Nevertheless, expectations of muted institutional interest were confirmed by sources. “Institutional demand does not appear to have been especially strong for this deal, because this investor class is not sitting on surplus CNH,” said one broker,
Sources at some international investment institutions acknowledged that implementing new settlement procedures, i.e. opening a CNH account with a custodian, played a role in the low level of appetite for the REIT.
“It's a simple process, but there is paperwork involved for you, the custodian and the local agent,” said one source. “You would go through those extra steps in advance if there was a pipeline of IPOs but it's not necessarily worth it for just this one deal.”
Another asset manager said the REIT was not sufficiently “attractively priced to make up for the hassle”. Other investors suggested that the new processes would not have been an issue for the right deal. “The asset was not diversified and it was not at an attractive valuation,” a buy-side source commented.
The development of CNH-denominated instruments in Hong Kong is seen as significant to the city's long-term future as China's leading international financial centre. Although there is no official timetable for phasing out either the HK$ or the quota system that allows international investment in A-shares listed in Shanghai and Shenzhen, HKEx is regarded as keen to establish a track record in CNH equity issuance well in advance of the onset of competition with mainland Chinese exchanges. Generating renminbi issuance capabilities is a key plank of HKEx's current three-year plan, implemented by CEO Charles Li, who recently suggested to the Wall Street Journal that Hui Xian REIT was part of “seismic change that is taking place in our market over time”. The importance of the deal was reiterated at a ceremony held before its first trading session. “This strengthens Hong Kong's position as an offshore trading renminbi hub,” said Eddy Fong, chairman of the Securities and Futures Commission, Hong Kong's financial regulator.
Earlier this year, HKEx's Li predicted only one or two CNH IPO's this year, but the Hui Xian REIT's performance to date is unlikely to stimulate supply of CNH-denominated stocks listed in Hong Kong.

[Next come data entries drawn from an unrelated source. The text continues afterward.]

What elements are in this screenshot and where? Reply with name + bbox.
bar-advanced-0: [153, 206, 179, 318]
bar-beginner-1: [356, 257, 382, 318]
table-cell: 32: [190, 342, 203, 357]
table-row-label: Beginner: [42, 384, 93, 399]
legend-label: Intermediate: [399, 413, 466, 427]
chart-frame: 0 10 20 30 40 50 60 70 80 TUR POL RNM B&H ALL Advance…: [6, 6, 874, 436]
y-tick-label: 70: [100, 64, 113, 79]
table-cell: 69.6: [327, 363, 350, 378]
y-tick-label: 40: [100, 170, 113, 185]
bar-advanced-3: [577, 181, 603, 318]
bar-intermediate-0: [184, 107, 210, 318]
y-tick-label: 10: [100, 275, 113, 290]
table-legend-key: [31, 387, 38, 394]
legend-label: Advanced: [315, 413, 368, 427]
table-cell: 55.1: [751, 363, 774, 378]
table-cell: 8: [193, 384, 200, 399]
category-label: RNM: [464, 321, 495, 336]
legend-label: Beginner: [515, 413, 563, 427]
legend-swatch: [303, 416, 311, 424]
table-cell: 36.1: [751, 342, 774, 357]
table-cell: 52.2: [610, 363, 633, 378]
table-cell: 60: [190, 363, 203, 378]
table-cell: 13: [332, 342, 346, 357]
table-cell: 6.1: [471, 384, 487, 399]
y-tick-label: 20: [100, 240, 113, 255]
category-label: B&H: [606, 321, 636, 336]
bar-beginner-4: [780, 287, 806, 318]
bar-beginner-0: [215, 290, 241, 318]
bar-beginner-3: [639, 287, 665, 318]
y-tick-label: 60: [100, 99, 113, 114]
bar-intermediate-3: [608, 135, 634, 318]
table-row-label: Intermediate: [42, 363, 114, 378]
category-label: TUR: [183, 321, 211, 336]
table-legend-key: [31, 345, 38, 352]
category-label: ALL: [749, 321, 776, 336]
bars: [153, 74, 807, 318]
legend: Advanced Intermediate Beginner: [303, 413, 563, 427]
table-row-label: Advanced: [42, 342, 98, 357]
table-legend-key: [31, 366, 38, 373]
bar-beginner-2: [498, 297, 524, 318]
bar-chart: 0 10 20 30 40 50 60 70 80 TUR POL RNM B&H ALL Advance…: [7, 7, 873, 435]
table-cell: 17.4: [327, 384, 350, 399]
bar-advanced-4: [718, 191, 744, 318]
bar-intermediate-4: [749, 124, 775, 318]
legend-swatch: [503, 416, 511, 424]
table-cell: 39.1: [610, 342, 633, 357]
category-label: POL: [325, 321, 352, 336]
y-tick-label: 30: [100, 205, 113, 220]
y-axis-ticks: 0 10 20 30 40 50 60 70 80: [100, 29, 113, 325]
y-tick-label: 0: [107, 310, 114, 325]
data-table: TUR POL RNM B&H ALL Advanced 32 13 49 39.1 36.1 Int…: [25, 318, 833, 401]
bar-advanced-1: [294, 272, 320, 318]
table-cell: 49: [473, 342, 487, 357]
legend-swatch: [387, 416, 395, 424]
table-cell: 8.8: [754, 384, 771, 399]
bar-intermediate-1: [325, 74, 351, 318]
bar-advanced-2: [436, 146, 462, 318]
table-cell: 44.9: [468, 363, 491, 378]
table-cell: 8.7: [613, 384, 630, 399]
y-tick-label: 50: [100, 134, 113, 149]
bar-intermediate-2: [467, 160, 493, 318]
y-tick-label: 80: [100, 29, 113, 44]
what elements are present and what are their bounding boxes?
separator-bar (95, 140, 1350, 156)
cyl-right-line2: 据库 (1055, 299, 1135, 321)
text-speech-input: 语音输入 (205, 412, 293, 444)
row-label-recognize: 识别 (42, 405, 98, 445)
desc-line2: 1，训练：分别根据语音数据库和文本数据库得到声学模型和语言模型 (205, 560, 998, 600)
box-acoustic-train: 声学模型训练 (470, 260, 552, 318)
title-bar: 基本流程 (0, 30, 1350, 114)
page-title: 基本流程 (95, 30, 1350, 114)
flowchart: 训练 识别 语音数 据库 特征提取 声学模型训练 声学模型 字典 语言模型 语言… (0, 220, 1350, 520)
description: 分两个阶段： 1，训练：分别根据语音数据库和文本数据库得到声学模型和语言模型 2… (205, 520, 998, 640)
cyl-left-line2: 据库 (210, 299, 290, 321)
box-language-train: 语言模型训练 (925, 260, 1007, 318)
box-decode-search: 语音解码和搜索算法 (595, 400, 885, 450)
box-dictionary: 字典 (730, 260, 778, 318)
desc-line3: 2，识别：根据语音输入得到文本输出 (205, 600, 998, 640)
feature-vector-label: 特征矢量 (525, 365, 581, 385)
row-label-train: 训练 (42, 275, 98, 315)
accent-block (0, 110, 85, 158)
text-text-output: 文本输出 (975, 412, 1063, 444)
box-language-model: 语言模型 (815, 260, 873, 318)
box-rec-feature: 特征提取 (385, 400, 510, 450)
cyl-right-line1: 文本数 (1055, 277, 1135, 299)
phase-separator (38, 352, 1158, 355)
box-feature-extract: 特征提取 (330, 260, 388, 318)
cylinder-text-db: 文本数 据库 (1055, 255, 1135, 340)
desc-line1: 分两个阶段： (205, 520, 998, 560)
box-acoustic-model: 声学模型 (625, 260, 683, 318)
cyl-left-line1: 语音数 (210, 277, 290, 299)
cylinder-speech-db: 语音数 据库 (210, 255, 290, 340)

“HKEx will do all it can to line up other CNH-denominated IPOs but ultimately the market will decide future issuance. They can bring the horse to water but they can’t make it drink,” said one source.
China's currency is referred to both as the yuan and the renminbi (which translates as ”the people's currency'). Its official abbreviation is RMB, but is also commonly abbreviated to CNY, while CNH is often used to refer to the offshore deliverable market in Hong Kong.